At 6-months post-intervention, recruitment staff performed a follow-up, by telephone, of participants who completed the HDLS. Participants were interviewed using a standardized questionnaire tailored to the study objectives. Questions pertinent to this analysis included “What type or types of exercise have you been doing since you completed the study?”; “Are you still trying to follow the diet you were assigned to during the study?”; “If no, can you describe the type of diet that you have been following since you completed the study?”; and “Do you have any comments or suggestions as to how the study could be improved?”.
Analyses were limited to participants with complete Week 1 study data (n=59). Multiple imputation was used to replace missing values of the outcome and exposure variables and generate five imputed datasets. Less than 5% of data values were missing. Mean changes in VAT and weight loss, from baseline to 12 weeks, were computed by self-reported adherence level, overall and by randomization arm, and compared between adherence levels using a t-test. Responses to 5-point Likert scale questions are reported as frequencies and percentages. Quantitative analyses were performed using IBM SPSS Statistics version 26 (IBM Corp., Armonk, NY, USA) and statistical significance was defined as p<0.05.
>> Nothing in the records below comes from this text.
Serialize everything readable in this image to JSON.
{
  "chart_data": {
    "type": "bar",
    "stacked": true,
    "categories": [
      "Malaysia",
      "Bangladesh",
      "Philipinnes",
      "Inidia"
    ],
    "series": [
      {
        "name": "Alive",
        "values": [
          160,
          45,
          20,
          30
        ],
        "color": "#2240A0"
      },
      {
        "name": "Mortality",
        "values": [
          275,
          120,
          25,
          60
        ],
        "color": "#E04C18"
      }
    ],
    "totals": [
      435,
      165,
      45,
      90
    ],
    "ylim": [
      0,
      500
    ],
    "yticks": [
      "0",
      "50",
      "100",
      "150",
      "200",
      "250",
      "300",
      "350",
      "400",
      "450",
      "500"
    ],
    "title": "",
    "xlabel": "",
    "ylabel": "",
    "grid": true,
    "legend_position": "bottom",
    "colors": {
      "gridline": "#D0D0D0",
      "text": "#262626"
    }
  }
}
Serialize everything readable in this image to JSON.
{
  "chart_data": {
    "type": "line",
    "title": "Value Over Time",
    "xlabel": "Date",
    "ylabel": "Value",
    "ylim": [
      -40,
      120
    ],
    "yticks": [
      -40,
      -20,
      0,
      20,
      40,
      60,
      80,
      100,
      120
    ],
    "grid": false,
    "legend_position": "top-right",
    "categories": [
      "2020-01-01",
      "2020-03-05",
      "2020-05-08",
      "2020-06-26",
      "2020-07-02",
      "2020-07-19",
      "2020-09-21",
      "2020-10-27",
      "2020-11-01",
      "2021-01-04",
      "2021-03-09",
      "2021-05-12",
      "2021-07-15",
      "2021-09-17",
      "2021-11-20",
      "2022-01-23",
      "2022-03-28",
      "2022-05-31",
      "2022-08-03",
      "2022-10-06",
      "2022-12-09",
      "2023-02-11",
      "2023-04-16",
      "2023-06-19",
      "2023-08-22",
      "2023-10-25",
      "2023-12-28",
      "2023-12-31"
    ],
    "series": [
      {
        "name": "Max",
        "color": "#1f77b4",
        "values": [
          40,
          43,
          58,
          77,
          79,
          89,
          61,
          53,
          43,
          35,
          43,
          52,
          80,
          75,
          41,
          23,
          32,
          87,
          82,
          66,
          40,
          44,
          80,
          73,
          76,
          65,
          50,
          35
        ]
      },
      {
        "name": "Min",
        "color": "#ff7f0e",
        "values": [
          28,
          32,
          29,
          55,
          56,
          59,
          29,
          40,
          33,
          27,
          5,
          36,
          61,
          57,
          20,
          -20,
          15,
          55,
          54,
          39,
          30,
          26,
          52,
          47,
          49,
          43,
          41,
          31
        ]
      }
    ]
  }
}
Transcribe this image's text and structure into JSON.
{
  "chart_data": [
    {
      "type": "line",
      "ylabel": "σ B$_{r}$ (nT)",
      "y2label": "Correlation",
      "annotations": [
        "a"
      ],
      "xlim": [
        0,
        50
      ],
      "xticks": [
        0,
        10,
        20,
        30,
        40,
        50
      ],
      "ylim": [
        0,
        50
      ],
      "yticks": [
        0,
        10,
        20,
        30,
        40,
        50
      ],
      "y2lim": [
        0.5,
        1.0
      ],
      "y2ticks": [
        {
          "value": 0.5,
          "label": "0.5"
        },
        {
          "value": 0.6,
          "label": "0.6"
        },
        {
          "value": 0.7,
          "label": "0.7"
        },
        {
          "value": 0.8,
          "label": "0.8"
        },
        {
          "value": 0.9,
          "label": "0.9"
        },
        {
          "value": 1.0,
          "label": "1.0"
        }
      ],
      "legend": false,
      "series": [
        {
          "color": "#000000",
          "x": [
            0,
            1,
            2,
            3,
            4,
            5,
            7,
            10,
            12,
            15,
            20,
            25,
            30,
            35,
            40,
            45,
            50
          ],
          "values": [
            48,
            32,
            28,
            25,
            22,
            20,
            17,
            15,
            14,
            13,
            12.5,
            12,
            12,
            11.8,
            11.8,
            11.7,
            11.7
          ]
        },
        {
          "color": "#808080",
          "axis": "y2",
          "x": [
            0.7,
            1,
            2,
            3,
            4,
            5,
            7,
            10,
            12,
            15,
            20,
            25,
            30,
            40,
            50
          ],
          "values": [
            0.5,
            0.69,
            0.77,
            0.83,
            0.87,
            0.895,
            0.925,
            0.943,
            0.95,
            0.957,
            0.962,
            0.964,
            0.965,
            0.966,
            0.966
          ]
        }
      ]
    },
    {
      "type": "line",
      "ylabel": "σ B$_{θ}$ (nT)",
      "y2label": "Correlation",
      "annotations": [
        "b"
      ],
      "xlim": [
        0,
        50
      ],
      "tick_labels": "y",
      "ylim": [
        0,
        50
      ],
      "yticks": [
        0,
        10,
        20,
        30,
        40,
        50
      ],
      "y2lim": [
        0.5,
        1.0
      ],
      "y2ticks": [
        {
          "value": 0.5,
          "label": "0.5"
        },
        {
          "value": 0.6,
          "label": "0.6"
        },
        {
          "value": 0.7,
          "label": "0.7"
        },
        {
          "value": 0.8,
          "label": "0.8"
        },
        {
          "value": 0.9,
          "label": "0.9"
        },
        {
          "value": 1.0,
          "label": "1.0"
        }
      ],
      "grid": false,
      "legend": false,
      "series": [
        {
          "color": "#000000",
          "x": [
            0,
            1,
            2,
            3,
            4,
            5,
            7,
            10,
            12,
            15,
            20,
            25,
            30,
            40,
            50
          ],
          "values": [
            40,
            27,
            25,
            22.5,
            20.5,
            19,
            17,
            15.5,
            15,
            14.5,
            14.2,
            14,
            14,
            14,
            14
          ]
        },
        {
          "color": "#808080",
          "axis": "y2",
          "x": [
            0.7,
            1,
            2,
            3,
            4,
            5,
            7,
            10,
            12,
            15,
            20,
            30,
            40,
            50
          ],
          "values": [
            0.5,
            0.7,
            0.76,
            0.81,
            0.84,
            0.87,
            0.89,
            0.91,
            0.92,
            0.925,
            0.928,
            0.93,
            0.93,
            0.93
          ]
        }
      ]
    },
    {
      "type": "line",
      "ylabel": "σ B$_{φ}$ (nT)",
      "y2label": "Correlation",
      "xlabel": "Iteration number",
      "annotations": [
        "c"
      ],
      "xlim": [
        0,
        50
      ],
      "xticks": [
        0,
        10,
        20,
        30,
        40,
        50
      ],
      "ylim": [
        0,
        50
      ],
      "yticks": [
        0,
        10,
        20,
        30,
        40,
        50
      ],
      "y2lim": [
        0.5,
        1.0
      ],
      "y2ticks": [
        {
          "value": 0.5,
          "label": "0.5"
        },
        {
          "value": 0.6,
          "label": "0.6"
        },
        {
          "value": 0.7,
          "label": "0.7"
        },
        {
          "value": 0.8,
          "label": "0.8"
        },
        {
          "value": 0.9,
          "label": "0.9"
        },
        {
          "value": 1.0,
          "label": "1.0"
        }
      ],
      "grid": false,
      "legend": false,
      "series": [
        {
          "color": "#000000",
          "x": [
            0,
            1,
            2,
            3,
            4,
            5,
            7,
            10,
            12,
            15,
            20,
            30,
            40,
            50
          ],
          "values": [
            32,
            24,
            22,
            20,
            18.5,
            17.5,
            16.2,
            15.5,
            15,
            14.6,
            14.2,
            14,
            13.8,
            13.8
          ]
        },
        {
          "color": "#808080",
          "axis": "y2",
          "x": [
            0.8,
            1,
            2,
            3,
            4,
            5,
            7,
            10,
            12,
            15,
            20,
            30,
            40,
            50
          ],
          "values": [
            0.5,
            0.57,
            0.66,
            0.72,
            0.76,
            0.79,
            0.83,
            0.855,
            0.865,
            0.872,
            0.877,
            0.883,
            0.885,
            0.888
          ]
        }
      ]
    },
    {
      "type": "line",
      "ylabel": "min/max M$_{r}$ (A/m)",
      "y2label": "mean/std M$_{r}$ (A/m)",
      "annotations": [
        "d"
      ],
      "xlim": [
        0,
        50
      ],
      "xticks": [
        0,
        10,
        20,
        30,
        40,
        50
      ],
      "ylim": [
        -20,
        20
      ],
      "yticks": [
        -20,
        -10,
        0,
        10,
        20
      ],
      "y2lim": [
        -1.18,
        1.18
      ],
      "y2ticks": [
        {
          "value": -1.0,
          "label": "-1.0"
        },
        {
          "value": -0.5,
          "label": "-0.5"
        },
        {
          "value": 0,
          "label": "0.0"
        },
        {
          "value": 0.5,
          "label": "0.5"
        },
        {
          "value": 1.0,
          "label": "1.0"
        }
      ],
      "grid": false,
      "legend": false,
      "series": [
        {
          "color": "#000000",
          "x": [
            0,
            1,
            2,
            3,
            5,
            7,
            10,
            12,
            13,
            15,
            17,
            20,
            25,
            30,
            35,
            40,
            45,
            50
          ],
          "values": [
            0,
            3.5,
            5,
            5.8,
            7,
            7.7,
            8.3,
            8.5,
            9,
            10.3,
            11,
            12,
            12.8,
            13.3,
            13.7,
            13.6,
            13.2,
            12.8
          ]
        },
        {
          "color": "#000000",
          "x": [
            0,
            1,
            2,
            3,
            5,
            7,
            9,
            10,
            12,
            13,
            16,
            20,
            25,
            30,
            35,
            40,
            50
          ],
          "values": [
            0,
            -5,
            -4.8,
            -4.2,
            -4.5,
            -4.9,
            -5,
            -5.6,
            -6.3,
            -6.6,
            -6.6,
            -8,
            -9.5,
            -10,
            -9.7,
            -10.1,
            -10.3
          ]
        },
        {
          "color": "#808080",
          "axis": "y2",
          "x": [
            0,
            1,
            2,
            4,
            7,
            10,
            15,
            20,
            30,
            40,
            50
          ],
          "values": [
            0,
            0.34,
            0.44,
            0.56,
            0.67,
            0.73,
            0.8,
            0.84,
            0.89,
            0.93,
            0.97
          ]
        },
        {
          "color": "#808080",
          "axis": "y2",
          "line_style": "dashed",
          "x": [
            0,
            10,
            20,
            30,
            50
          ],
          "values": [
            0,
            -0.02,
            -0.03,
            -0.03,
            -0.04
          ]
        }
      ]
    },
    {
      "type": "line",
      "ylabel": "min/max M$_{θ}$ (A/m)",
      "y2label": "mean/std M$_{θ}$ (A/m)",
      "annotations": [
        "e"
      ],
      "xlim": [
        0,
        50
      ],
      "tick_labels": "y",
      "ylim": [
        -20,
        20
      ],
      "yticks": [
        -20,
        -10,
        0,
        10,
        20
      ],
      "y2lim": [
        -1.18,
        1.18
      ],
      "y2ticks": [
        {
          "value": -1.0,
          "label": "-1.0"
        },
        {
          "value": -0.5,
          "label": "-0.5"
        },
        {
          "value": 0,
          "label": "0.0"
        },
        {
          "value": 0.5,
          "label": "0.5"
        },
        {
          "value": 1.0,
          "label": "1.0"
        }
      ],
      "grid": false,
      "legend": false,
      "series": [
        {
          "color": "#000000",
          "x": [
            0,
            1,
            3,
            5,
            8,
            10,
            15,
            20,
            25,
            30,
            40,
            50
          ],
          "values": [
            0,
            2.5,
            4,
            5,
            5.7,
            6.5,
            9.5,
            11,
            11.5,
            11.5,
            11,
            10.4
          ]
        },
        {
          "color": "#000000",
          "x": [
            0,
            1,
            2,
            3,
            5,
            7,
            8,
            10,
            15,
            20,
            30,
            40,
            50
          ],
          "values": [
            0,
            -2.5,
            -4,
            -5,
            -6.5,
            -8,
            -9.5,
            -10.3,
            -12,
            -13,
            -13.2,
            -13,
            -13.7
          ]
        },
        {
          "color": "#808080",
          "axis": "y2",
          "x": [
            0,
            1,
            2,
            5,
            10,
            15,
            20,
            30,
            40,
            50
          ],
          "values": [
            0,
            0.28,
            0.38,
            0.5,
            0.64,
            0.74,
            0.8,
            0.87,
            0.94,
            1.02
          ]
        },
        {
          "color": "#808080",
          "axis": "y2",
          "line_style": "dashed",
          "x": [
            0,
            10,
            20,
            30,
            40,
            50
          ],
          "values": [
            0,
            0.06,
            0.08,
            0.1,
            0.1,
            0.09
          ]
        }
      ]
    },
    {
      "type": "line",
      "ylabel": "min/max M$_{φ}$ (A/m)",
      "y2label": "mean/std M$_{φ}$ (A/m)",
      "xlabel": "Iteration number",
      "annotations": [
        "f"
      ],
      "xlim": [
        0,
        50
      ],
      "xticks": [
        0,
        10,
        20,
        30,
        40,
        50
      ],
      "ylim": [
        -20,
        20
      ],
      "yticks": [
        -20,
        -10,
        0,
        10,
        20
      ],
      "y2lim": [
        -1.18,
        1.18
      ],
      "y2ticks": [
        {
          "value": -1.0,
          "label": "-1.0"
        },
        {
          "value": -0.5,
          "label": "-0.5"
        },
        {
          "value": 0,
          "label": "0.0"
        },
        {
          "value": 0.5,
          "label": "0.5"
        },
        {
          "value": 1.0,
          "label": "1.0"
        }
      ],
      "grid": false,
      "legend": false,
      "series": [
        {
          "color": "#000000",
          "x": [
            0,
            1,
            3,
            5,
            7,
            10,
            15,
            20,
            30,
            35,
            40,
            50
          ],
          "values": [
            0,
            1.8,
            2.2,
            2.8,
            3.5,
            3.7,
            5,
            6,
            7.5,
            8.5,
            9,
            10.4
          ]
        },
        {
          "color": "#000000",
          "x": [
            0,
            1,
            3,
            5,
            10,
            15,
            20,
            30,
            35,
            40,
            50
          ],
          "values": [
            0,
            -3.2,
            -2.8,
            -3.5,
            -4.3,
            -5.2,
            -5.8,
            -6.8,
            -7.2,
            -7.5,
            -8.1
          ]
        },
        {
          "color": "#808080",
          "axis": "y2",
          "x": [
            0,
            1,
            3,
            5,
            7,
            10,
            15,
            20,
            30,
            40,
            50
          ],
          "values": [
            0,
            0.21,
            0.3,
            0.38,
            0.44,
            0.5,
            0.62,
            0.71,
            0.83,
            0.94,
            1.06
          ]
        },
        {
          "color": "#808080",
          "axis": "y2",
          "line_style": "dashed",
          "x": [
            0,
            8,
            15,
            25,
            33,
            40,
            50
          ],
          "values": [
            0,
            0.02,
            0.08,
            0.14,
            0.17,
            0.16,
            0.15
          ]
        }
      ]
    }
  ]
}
Qualitative methods were used to evaluate responses to the open-ended 6-month post-intervention telephone interview questions (27). Responses to open-ended questions from each participant were transcribed separately by staff members not involved in the study. Co-investigators (KC, HO) and another staff member independently coded each response transcript. Each coder identified and nominated common themes and preliminary codes, and all codes were reviewed and discussed by the team until a final consensus was reached. A codebook was then developed for analysis using NVIVO Version 11 (QSR International, Melbourne, Australia) and used to drive a subsequent thematic analysis of all interview transcript data (27).